Supongo que el hecho de que mi novia se hubiera tirado a la vía del tren le llamó la atención. Fue todo muy natural. Nos pasábamos horas juntos sin decir nada. Ella se sentía cómoda conmigo y sabía que yo me sentía cómodo con ella. Íbamos mucho a la playa. A ella le gustaba desnudarse, ya os lo dije. Lo hacía todo con mucha franqueza. Le gustaba mucho el cine y hablábamos de películas, y de la gente. Un día acabamos haciendo el amor en la playa, todo muy fluído y sin tensiones. Fue muy bonito porque por aquel entonces ya nos sentíamos muy a gusto juntos. Ninguno de los dos estaba a la defensiva. Fue todo tan natural como un abrazo.

Aquella misma noche me llevó a su casa y nos acostamos en su habitación. Nos quedamos dormidos mientras nos abrazábamos. Yo soñé con cosas muy bonitas. A media noche me despertó, y sin decir nada me acompañó por unas escaleras que bajaban hasta el sótano. Y allí me enseñó su maravilloso secreto. El cabrón que había violado a su hermana estaba allí, atado a una cama con unas correas. Aunque no hubiera estado atado con correas de cuero, de las antiguas, tampoco hubiera podido hacer gran cosa, porque le habían amputado los brazos y las piernas. También le faltaba la mandíbula inferior y la nariz, y uno de los ojos. Con el otro ojo nos miraba, y se notaba que estaba aterrorizado. Le había rebanado el párpado, y había un humidificador que cada pocos segundos hacía «clic» y soltaba una nubecilla de vapor para evitar que el ojo se secara. Estaba completamente intubado, como un enfermo terminal.
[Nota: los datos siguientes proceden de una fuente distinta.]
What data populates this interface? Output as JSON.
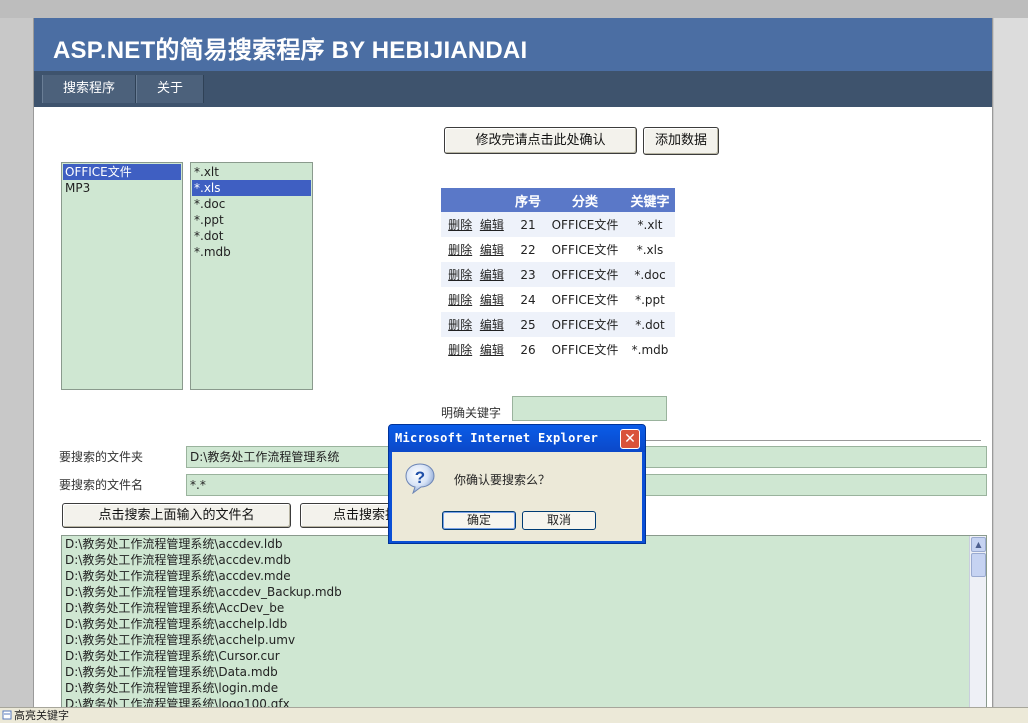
{
  "header": {
    "title": "ASP.NET的简易搜索程序  BY HEBIJIANDAI"
  },
  "nav": {
    "tabs": [
      "搜索程序",
      "关于"
    ]
  },
  "toolbar": {
    "confirm_button": "修改完请点击此处确认",
    "add_button": "添加数据"
  },
  "category_list": {
    "items": [
      "OFFICE文件",
      "MP3"
    ],
    "selected_index": 0
  },
  "extension_list": {
    "items": [
      "*.xlt",
      "*.xls",
      "*.doc",
      "*.ppt",
      "*.dot",
      "*.mdb"
    ],
    "selected_index": 1
  },
  "grid": {
    "columns": [
      "",
      "序号",
      "分类",
      "关键字"
    ],
    "delete_label": "删除",
    "edit_label": "编辑",
    "rows": [
      {
        "id": "21",
        "category": "OFFICE文件",
        "keyword": "*.xlt"
      },
      {
        "id": "22",
        "category": "OFFICE文件",
        "keyword": "*.xls"
      },
      {
        "id": "23",
        "category": "OFFICE文件",
        "keyword": "*.doc"
      },
      {
        "id": "24",
        "category": "OFFICE文件",
        "keyword": "*.ppt"
      },
      {
        "id": "25",
        "category": "OFFICE文件",
        "keyword": "*.dot"
      },
      {
        "id": "26",
        "category": "OFFICE文件",
        "keyword": "*.mdb"
      }
    ]
  },
  "keyword_field": {
    "label": "明确关键字",
    "value": ""
  },
  "search": {
    "folder_label": "要搜索的文件夹",
    "folder_value": "D:\\教务处工作流程管理系统",
    "filename_label": "要搜索的文件名",
    "filename_value": "*.*",
    "search_button": "点击搜索上面输入的文件名",
    "search_button2": "点击搜索指"
  },
  "results": [
    "D:\\教务处工作流程管理系统\\accdev.ldb",
    "D:\\教务处工作流程管理系统\\accdev.mdb",
    "D:\\教务处工作流程管理系统\\accdev.mde",
    "D:\\教务处工作流程管理系统\\accdev_Backup.mdb",
    "D:\\教务处工作流程管理系统\\AccDev_be",
    "D:\\教务处工作流程管理系统\\acchelp.ldb",
    "D:\\教务处工作流程管理系统\\acchelp.umv",
    "D:\\教务处工作流程管理系统\\Cursor.cur",
    "D:\\教务处工作流程管理系统\\Data.mdb",
    "D:\\教务处工作流程管理系统\\login.mde",
    "D:\\教务处工作流程管理系统\\logo100.gfx"
  ],
  "dialog": {
    "title": "Microsoft Internet Explorer",
    "message": "你确认要搜索么？",
    "ok": "确定",
    "cancel": "取消",
    "icon": "question-icon"
  },
  "statusbar": {
    "text": "高亮关键字"
  }
}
La semana que viene os lo seguiré contando, pero creo que ya entendéis mi dilema cuando Elisa y Merche se cruzaron a la vez en mi vida.

Nota: Hoy, en lugar de una receta o un truco de cocina, os regalo un enlace de Youtube con música de Paganini interpretada por un músico excepcional. Elisa adoraba a Paganini. Afirmaba que no hacía concesiones al público. Paganini hay que escucharlo con toda el alma atenta, no sirve como música de fondo. Ella podía pasarse horas en la cama concentrada en la música de Paganini.